Hualing Nieh Engle calls herself a tree, with roots in China, the trunk in Taiwan, and the many leaves in Iowa, USA. Born and raised in wartime China, she left Wuhan in 1949 for peace in Taipei, and then left for love in 1964 to the United States. She is the author of 24 books of fiction and non-fiction, which have been translated into various languages. Perhaps more importantly, she initiated the prestigious International Writing Program at the University of Iowa with her poet-husband Paul Engle – a world-renowned platform for writers since 1967, for which they were nominated for the Nobel Peace Prize in 1976.
Bio of Speakers座談嘉賓：
Angie Chen has been making films since 1979. She was born in Shanghai, brought up in Hong Kong and Taiwan, received her MFA from UCLA, and lived in America for over more than a decade. Her first documentary, Der Besuch (The Visit, 1981), was about her father, and was filmed in Germany before her return to Hong Kong. After graduating, she returned to Hong Kong in the 1980s and directed several feature films followed, namely Maybe It’s Love (1984), My Name Ain’t Suzie (1985), and Chaos By Design (1988), before she became disillusioned with the possibilities of creating original and interesting work within the territory’s commercial industry. She turned to making commercials and publicity shorts before re-emerging as a documentary filmmaker nearly two decades after the release of her last commercial feature, with the intimate portrait This Darling Life (2008), the acclaimed biographical work on the novelist Hualing Nieh Engle, One Tree Three Lives (2012) and the latest lively documentary about the artist Yank Wong, I’ve Got the Blues (2017). This Darling Life nominated Best Documentary in the Taiwan Golden Horse Awards; One Tree Three Lives world premiered in the 2012 Hong Kong International Film Festival, and Asia-premiere in the 2012 Taipei Film Festival; and I’ve Got the Blues has won Best Feature Documentary (FFD) in 2017.

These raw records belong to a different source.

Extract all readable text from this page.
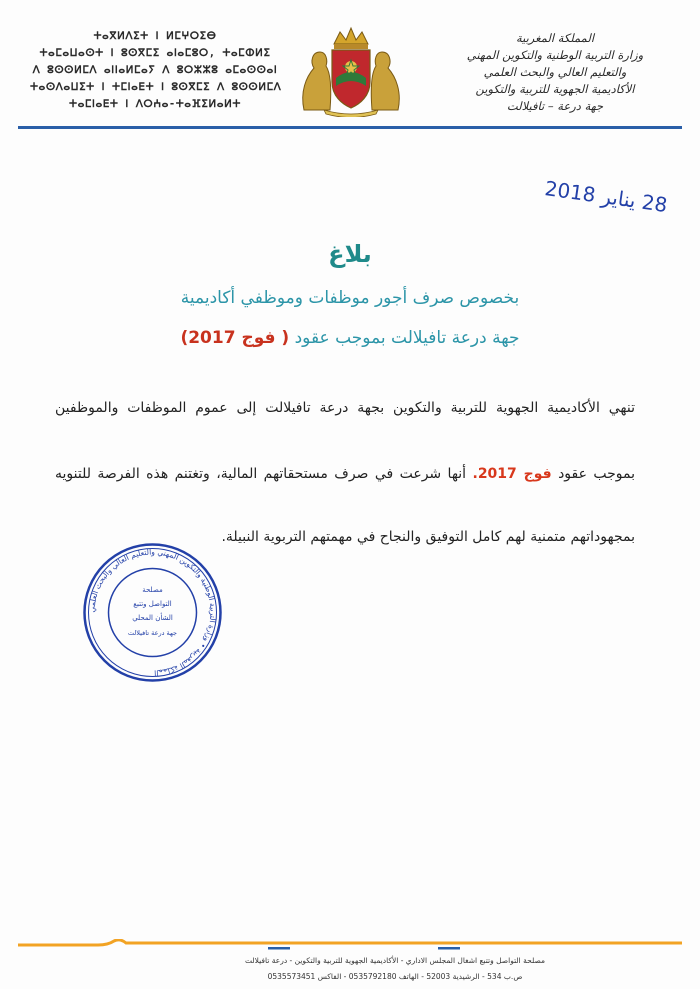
ⵜⴰⴳⵍⴷⵉⵜ ⵏ ⵍⵎⵖⵔⵉⴱ
ⵜⴰⵎⴰⵡⴰⵙⵜ ⵏ ⵓⵙⴳⵎⵉ ⴰⵏⴰⵎⵓⵔ, ⵜⴰⵎⵀⵍⵉ
ⴷ ⵓⵙⵙⵍⵎⴷ ⴰⵏⵏⴰⵍⵎⴰⵢ ⴷ ⵓⵔⵣⵣⵓ ⴰⵎⴰⵙⵙⴰⵏ
ⵜⴰⵙⴷⴰⵡⵉⵜ ⵏ ⵜⵎⵏⴰⴹⵜ ⵏ ⵓⵙⴳⵎⵉ ⴷ ⵓⵙⵙⵍⵎⴷ
ⵜⴰⵎⵏⴰⴹⵜ ⵏ ⴷⵔⵄⴰ-ⵜⴰⴼⵉⵍⴰⵍⵜ
المملكة المغربية
وزارة التربية الوطنية والتكوين المهني
والتعليم العالي والبحث العلمي
الأكاديمية الجهوية للتربية والتكوين
جهة درعة – تافيلالت
28 يناير 2018
بلاغ
بخصوص صرف أجور موظفات وموظفي أكاديمية
جهة درعة تافيلالت بموجب عقود ( فوج 2017)
تنهي الأكاديمية الجهوية للتربية والتكوين بجهة درعة تافيلالت إلى عموم الموظفات والموظفين
بموجب عقود فوج 2017. أنها شرعت في صرف مستحقاتهم المالية، وتغتنم هذه الفرصة للتنويه
بمجهوداتهم متمنية لهم كامل التوفيق والنجاح في مهمتهم التربوية النبيلة.
المملكة المغربية • وزارة التربية الوطنية والتكوين المهني والتعليم العالي والبحث العلمي
مصلحة
التواصل وتتبع
الشأن المحلي
جهة درعة تافيلالت
مصلحة التواصل وتتبع اشغال المجلس الاداري - الأكاديمية الجهوية للتربية والتكوين - درعة تافيلالت
ص.ب 534 - الرشيدية 52003 - الهاتف 0535792180 - الفاكس 0535573451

Liu Waitong is a poet, writer and photographer. He was born in Guangdong in 1975 and moved to Hong Kong in 1997. He has been awarded several literary prizes in Hong Kong and Taiwan, including the China Times Literary Award, the United Daily News Award, and the Hong Kong Arts Development Award for Best Artist (Literature).
林姵吟博士，現當代文學副教授，2012年開始在中文學院執教，此前曾在英國劍橋大學，倫敦大學，和新加坡國立大學任教，也曾任哈佛大學燕京學社訪問學者（2015-2016）及倫敦大學亞非學院博士後研究員。著有多篇關於現當代中文文學（尤其是台灣文學）的中、英文論文，也翻譯過數篇短篇小說，近期代表作為Colonial Taiwan: Negotiating Identities and Modernity through Literature (Brill, 2017)。
Dr Lin Pei-yin joined the School of Chinese, HKU in 2012. Prior to HKU, she was Lecturer in the Department of East Asian Studies, Cambridge, an assistant professor in the department of Chinese Studies of the National University of Singapore, and a part-time teacher and post-doctorate research fellow in modern Chinese literature at SOAS, University of London. She was a Harvard Yenching Visiting Scholar in 2015-2016. She has published widely on modern Chinese literature, with a focus on Taiwan. Her latest publication is Colonial Taiwan: Negotiating Identities and Modernity through Literature (Brill, 2017).